Publication Date: July 2019
Publisher: Center for Retirement Research at Boston College
Author(s): Anek Belbase; Alice Zulkarnain
Keywords: Emergency saving; rainy day fund; Retirement saving; Managing money
Coverage: United States
Despite a strong economic recovery, about 40 percent of households in 2017 still said they would have trouble paying for a $400 unexpected expense. When households are operating under such a tight budget, building a nest egg for retirement can be challenging. This brief uses data from two Federal Reserve surveys – the Survey of Household Economics and Decisionmaking and the Survey of Consumer Finances – to understand why so many households say they are unable to cover a relatively small unexpected expense.

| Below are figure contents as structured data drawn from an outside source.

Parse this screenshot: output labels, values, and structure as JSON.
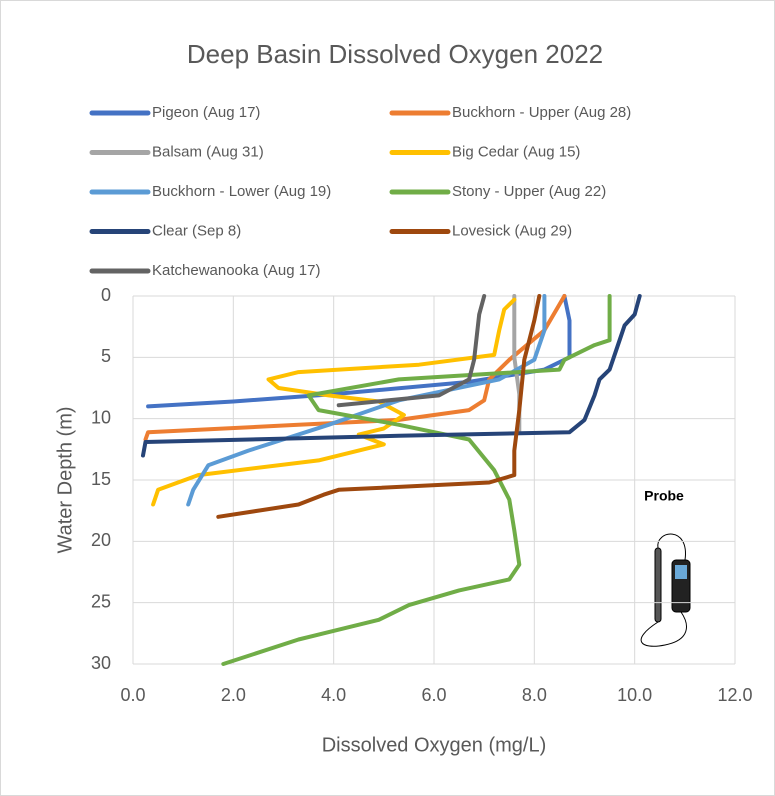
{
  "chart_data": {
    "type": "line",
    "title": "Deep Basin Dissolved Oxygen 2022",
    "x_label": "Dissolved Oxygen (mg/L)",
    "y_label": "Water Depth (m)",
    "annotation": "Probe",
    "xlim": [
      0,
      12
    ],
    "ylim": [
      0,
      30
    ],
    "y_inverted": true,
    "grid": true,
    "xticks": [
      {
        "value": 0,
        "label": "0.0"
      },
      {
        "value": 2,
        "label": "2.0"
      },
      {
        "value": 4,
        "label": "4.0"
      },
      {
        "value": 6,
        "label": "6.0"
      },
      {
        "value": 8,
        "label": "8.0"
      },
      {
        "value": 10,
        "label": "10.0"
      },
      {
        "value": 12,
        "label": "12.0"
      }
    ],
    "yticks": [
      0,
      5,
      10,
      15,
      20,
      25,
      30
    ],
    "series": [
      {
        "name": "Pigeon (Aug 17)",
        "color": "#4472c4",
        "x": [
          8.6,
          8.7,
          8.7,
          8.2,
          6.7,
          4.0,
          2.0,
          0.3
        ],
        "values": [
          0,
          2,
          5,
          6,
          7,
          8,
          8.6,
          9
        ]
      },
      {
        "name": "Buckhorn - Upper (Aug 28)",
        "color": "#ed7d31",
        "x": [
          8.6,
          8.2,
          7.5,
          7.1,
          7.0,
          6.7,
          5.3,
          3.3,
          0.3,
          0.25
        ],
        "values": [
          0,
          2.8,
          5.2,
          6.8,
          8.5,
          9.3,
          10.1,
          10.5,
          11.1,
          11.7
        ]
      },
      {
        "name": "Balsam (Aug 31)",
        "color": "#a5a5a5",
        "x": [
          7.6,
          7.6,
          7.7,
          7.7
        ],
        "values": [
          0,
          5,
          8,
          11
        ]
      },
      {
        "name": "Big Cedar (Aug 15)",
        "color": "#ffc000",
        "x": [
          7.6,
          7.4,
          7.3,
          7.2,
          5.7,
          3.3,
          2.7,
          2.9,
          3.9,
          4.9,
          5.4,
          5.0,
          4.5,
          5.0,
          3.7,
          1.3,
          0.5,
          0.4
        ],
        "values": [
          0.3,
          1.1,
          2.8,
          4.8,
          5.6,
          6.2,
          6.8,
          7.5,
          8.1,
          8.6,
          9.7,
          10.8,
          11.3,
          12.1,
          13.4,
          14.6,
          15.8,
          17
        ]
      },
      {
        "name": "Buckhorn - Lower (Aug 19)",
        "color": "#5b9bd5",
        "x": [
          8.2,
          8.2,
          8.0,
          7.3,
          5.3,
          3.9,
          2.3,
          1.5,
          1.2,
          1.1
        ],
        "values": [
          0,
          2.8,
          5.2,
          6.8,
          8.5,
          10.5,
          12.6,
          13.8,
          15.8,
          17
        ]
      },
      {
        "name": "Stony - Upper (Aug 22)",
        "color": "#70ad47",
        "x": [
          9.5,
          9.5,
          9.2,
          8.6,
          8.5,
          5.3,
          3.5,
          3.7,
          5.3,
          6.7,
          7.2,
          7.5,
          7.6,
          7.7,
          7.5,
          6.5,
          5.5,
          4.9,
          3.3,
          1.8
        ],
        "values": [
          0,
          3.6,
          4,
          5.2,
          6,
          6.8,
          8.1,
          9.3,
          10.5,
          11.7,
          14.2,
          16.6,
          19.1,
          21.9,
          23.1,
          24,
          25.2,
          26.4,
          28,
          30
        ]
      },
      {
        "name": "Clear (Sep 8)",
        "color": "#264478",
        "x": [
          10.1,
          10.0,
          9.8,
          9.7,
          9.5,
          9.3,
          9.2,
          9.0,
          8.7,
          5.3,
          0.25,
          0.2
        ],
        "values": [
          0,
          1.5,
          2.4,
          3.6,
          6,
          6.8,
          8.1,
          10.1,
          11.1,
          11.4,
          11.9,
          13
        ]
      },
      {
        "name": "Lovesick (Aug 29)",
        "color": "#9e480e",
        "x": [
          8.1,
          8.0,
          7.8,
          7.7,
          7.6,
          7.6,
          7.1,
          4.1,
          3.8,
          3.3,
          1.7
        ],
        "values": [
          0,
          2,
          5.2,
          9.3,
          12.6,
          14.6,
          15.2,
          15.8,
          16.2,
          17,
          18
        ]
      },
      {
        "name": "Katchewanooka (Aug 17)",
        "color": "#636363",
        "x": [
          7.0,
          6.9,
          6.8,
          6.7,
          6.1,
          4.1
        ],
        "values": [
          0,
          1.5,
          5.2,
          6.8,
          8.1,
          8.9
        ]
      }
    ]
  }
}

The discussion proceeds as follows. The first section uncovers a difference between what households say they can afford and what they actually have in their checking/savings accounts. The second section shows that many households, despite having enough in these accounts, may be unable to weather small financial surprises due to unpaid credit card debt. The third section examines whether financial literacy is the problem and finds that it is not. The fourth section uses latent class analysis to examine the characteristics of these vulnerable households. The final section concludes that credit card balances and installment loans (e.g., mortgages, student loans) may be seriously constraining household budgets and are the likely reason that so many middle and higher-income households feel cash-strapped.